-¿Y por qué mea usted en el Erlenmeyer, don Benigno?
- Porque es muy práctico. Ni una gota en el suelo del váter, joven. Ni una. No vea usted las que yo tenía con mi señora. Porque, como no estoy circunciso y el pellejo comenzó a crecerme mucho sobre los cuarenta, pues lo ponía todo hecho un asco. ¡Hasta los pantalones! Ahora, meto el aparato por la boca del Erlenmeyer, y arreglado. Se acabó el problema. ¡Y encima, ahorras agua! Porque basta con que tires a la taza la correspondiente a los tres lavados del Erlenmeyer. Con unos doscientos cincuenta mililitros cada vez. Total: tres cuartos de litro. ¿Cuándo ha visto usted, joven, una cisterna que gaste sólo, sólo tres cuartos de litro?
Don Benigno usaba un Erlenmeyer de boca ancha, aunque no le gustaba contarlo no fueran a pensar que era un presuntuoso. El químico detestaba a los presuntuosos, aunque no tanto como a los chulos, las calientapollas y los tunos, especies a las que odiaba africanamente.
Al explicar el oxígeno, don Benigno se explayaba en lo que él denominaba los “fundamentos moleculares del cóctel Molotov”. No es que fuese un terrorista, claro; ni un maestro de terroristas. Por otra parte, en aquellos años de bedeles-caballeros mutilados y Catedráticos de oposición patriótica, de poco le habría aprovechado. Pero él lo hacía porque le gustaba la química del asunto.
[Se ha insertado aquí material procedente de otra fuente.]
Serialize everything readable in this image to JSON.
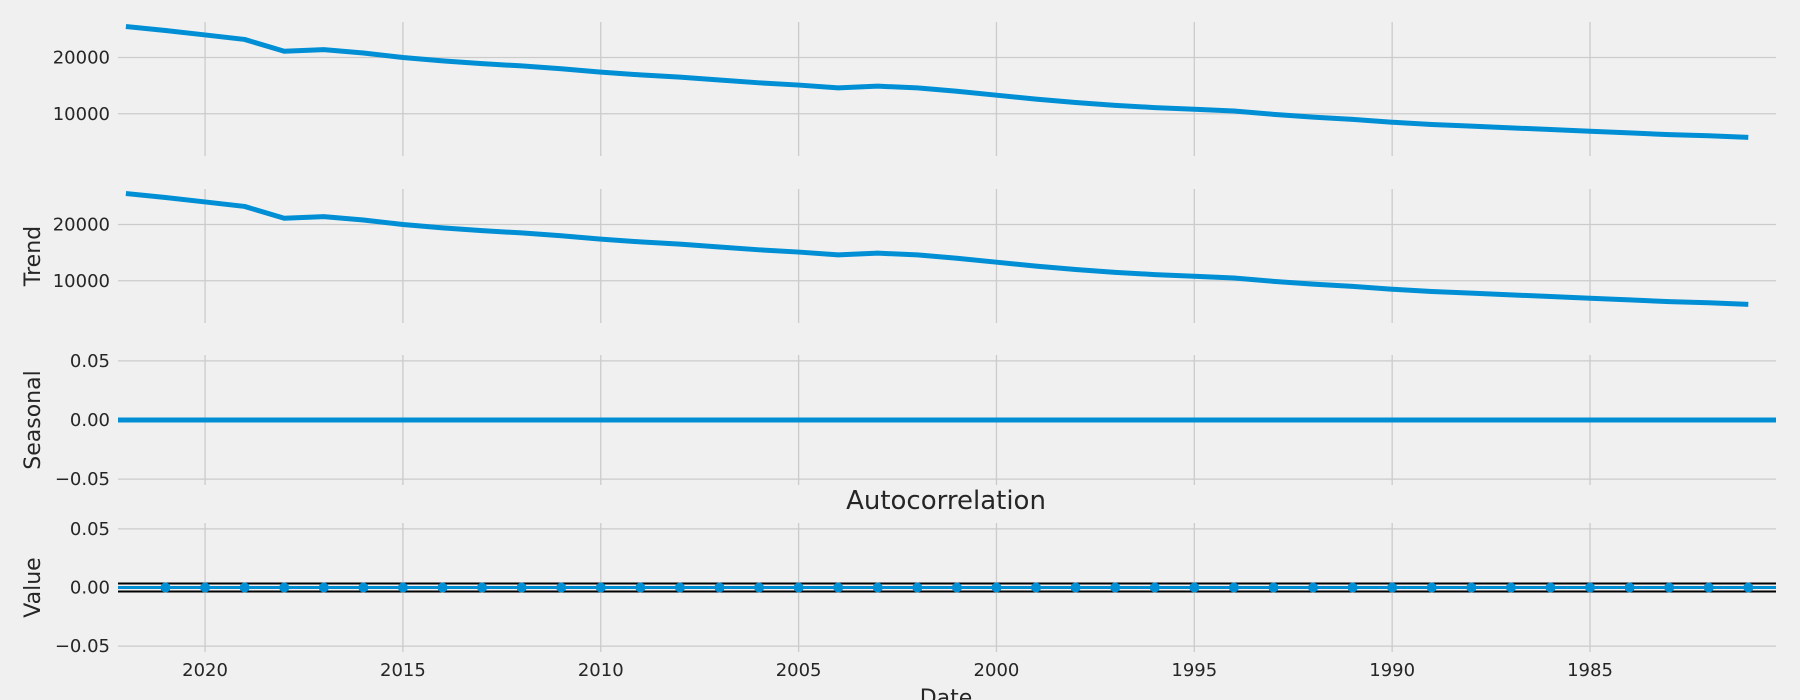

-La descomposición del clorato potásico, produce oxígeno molecular. Puro oxígeno, señores, puro oxígeno. Capaz de hacer combustir a lo que se ponga en su camino. Oxo-combustión, se llama. O, más simplemente, combustión. Por ejemplo, si lo que las moléculas de oxígeno hallan a su paso son moléculas de iso-octano, pues enorme reacción calorígena. ¡Explosión, señores, explosión! Y, por cierto, tal es el fundamento molecular del cóctel Molotov. Cuando el ácido sulfúrico, que está en el fondo de la botella, alcanza el clorato potásico que impregna la venda del cuello, genera el calor suficiente como para descomponer el perclorato. ¡¿Y cómo genera ese calor, señor Castells?! ¿Cómo lo genera? Pues oxidando la celulosa de la venda, hombre, oxidando la celulosa. Total, que el perclorato se descompone, genera oxígeno y éste oxida combustivamente la gasolina. Vean, vean…
Y entonces abría la vieja maleta que, de manera horizontal, llevaba de vez en cuando a clase, y extraía de élla una cápsula de porcelana, un algodón y tres frasquitos bien cerrados. Ponía en el fondo de la cápsula unos granos de KClO3, empapaba el algodón con gasolina, lo depositaba sobre el clorato y añadía, con sumo cuidado, dos gotas de ácido sulfúrico. ¡Y una llama azul intenso brotaba sobre la mesa del aula!
-Si algún día se encuentran en el laboratorio y no tienen fuego, ya saben lo que han de hacer para encender el Bunsen… o un pitillito, y se prendía un Ideales de papel amarillo que, previamente, había estado preparando con sus manos y pasado por su lengua para humedecer la goma y pegar el papel. Eran otros tiempos, claro. Hoy es impensable fumar en clase y tener profesores tan geniales como don Benigno Lago Lavín, el que odiaba a los chulos, las calientapollas y la tuna.